Il soutient les moyens soulevés par M. et Mme A... ne sont pas fondés.
M. et Mme A... ont été admis au bénéfice de l'aide juridictionnelle totale par des décisions du 18 juin 2019.
Vu :
- les autres pièces du dossier.
Vu :
- le code de l'entrée et du séjour des étrangers et du droit d'asile ;
- la loi n° 91-647 du 10 juillet 1991 modifiée ;
- l'arrêté du 27 décembre 2016 relatif aux conditions d'établissement et de transmission des certificats médicaux, rapports médicaux et avis mentionnés aux articles R. 313-22, R. 313-23 et R. 511-1 du code de l'entrée et du séjour des étrangers et du droit d'asile ;
- le code de justice administrative.
Le président de la formation de jugement a dispensé le rapporteur public, sur sa proposition, de prononcer ses conclusions à l'audience.
Les parties ont été régulièrement averties du jour de l'audience.
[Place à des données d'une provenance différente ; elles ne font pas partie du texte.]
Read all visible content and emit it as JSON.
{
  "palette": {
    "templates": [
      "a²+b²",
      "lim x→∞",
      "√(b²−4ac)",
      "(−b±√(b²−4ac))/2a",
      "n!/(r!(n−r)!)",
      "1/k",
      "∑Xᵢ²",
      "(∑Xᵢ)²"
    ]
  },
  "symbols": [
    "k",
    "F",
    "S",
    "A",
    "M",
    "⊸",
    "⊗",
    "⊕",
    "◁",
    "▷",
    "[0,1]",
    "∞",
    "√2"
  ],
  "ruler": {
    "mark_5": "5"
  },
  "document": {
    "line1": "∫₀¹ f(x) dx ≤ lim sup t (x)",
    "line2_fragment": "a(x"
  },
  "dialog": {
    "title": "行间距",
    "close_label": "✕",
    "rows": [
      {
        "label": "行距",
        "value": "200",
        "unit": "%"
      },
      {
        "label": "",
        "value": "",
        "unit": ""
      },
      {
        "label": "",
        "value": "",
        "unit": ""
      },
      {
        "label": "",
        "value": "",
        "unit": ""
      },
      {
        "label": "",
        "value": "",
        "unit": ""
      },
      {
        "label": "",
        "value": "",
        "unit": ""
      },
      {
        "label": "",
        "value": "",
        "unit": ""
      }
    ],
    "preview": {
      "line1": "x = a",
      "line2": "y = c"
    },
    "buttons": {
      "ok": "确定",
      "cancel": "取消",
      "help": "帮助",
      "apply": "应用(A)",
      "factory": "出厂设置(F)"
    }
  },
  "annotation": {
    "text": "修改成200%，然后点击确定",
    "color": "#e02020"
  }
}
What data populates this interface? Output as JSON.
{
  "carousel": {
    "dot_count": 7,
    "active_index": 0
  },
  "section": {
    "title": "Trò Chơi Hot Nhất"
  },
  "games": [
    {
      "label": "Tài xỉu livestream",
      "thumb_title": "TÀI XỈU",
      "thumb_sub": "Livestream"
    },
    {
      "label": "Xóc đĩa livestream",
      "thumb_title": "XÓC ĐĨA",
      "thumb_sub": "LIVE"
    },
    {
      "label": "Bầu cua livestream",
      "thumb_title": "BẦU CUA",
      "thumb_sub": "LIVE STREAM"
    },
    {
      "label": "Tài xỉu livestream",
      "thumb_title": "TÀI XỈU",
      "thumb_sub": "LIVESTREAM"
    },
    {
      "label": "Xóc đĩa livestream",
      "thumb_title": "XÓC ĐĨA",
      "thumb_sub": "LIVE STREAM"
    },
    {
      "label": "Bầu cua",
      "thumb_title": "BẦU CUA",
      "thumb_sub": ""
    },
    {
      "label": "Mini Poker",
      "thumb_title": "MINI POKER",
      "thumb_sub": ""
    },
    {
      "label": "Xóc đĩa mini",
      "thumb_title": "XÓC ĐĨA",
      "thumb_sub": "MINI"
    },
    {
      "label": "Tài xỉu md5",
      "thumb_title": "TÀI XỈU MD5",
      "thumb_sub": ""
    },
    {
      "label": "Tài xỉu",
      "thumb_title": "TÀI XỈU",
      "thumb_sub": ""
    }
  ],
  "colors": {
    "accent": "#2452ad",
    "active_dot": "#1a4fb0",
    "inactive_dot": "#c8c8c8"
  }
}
Le rapport de Mme E... a été entendu au cours de l'audience publique.
Considérant ce qui suit :
1. M. et Mme A..., nés respectivement en 1963 et en 1970, et de nationalité albanaise, seraient entrés irrégulièrement en France le 5 mai 2016 selon leurs déclarations. Ils ont sollicité leur admission au séjour au titre de l'asile. Leurs demandes d'asile ont été rejetées par des décisions de l'Office français de protection des réfugiés et apatrides du 26 octobre 2016 confirmée par la Cour nationale du droit d'asile le 27 septembre 2017. Le 16 octobre 2017, M. et Mme A... ont déposé une demande de titre de séjour en qualité d'accompagnant d'enfant malade. Par arrêtés du 20 septembre 2018, le préfet de la Moselle leur a refusé la délivrance d'un titre de séjour, leur a fait obligation de quitter le territoire français dans un délai de trente jours et a fixé le pays de destination. M. et Mme A... relèvent appel du jugement du 2 avril 2019 par lequel le tribunal administratif de Strasbourg a rejeté leur demande tendant à l'annulation de ces arrêtés du 20 septembre 2018.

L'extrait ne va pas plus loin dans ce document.